Recently, Afghan contractors who worked with US and coalition forces in Afghanistan held two gatherings during which they expressed their concerns over their safety as well as their familiess’ safety after foreign troops leave the country.

The lawmakers said that the Taliban-US agreement will compel the contractors’ departure as well as those who provide most of the mentioned functions, including surveillance and reconnaissance.

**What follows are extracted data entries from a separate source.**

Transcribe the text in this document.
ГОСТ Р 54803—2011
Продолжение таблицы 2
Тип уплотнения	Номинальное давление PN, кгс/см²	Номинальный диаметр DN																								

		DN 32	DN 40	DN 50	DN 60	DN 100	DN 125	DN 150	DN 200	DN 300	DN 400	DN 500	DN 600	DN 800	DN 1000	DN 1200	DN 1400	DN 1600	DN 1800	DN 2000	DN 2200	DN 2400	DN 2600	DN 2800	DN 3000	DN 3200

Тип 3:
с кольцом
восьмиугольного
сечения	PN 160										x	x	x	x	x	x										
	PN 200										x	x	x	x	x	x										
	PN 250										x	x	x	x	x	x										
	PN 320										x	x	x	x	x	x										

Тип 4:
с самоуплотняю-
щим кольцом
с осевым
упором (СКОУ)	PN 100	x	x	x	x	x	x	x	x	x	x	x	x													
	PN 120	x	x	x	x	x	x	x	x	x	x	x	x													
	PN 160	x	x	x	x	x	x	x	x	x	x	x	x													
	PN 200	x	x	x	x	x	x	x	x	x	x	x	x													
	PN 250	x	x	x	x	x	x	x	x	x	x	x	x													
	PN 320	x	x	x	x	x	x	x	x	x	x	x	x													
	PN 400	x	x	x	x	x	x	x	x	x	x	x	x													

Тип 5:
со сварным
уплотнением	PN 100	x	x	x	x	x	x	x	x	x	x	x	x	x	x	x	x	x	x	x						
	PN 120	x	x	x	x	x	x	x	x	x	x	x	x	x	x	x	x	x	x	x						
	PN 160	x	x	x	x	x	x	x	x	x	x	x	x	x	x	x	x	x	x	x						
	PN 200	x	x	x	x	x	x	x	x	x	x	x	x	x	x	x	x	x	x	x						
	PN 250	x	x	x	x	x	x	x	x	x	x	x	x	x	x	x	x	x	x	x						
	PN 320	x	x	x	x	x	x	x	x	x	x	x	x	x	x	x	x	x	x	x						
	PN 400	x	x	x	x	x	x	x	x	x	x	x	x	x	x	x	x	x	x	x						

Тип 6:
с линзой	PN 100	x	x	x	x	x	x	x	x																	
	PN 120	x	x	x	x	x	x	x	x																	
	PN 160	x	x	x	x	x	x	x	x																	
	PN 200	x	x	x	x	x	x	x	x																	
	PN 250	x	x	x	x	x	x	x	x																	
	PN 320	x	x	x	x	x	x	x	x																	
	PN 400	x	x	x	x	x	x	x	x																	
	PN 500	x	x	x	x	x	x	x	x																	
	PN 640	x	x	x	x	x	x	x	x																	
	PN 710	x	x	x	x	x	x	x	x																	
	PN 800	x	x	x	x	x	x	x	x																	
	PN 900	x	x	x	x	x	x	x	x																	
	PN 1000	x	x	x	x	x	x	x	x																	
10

The lawmakers also expressed their concerns about reports of Turkey considering removing their security forces that currently protect the International Hamid Karzai Airport in Kabul, but they reiterated that there is a need for continued US funding to help Afghanistan maintain critical military capabilities.

Echoing recent remarks by some American military officials, US lawmakers said that the Taliban continues its efforts to remove the Afghan government by force, suggesting that it is time to consider a tougher approach against its international backers, including potential sanctions.

This comes as US special envoy Zalmay Khalilzad on Tuesday said that the prediction that the Taliban will quickly overrun Afghan forces and conquer Kabul after full US withdrawal is unduly pessimistic.

“I personally believe that the statements that their forces will disintegrate and the Talibs will take over in short order are mistaken,” Khalilzad told the House Foreign Affairs Committee.

Khalilzad said that the Afghan government and the Taliban should do their part in the peace process. He stressed the need for Pakistan’s role in the peace efforts in Afghanistan.

On May 17, President Ashraf Ghani said that the Afghan government is ready to fight against the Taliban after the full withdrawal of international troops from the country, reiterating that the key to peace talks is to accept the election as a way forward for Afghanistan’s future government.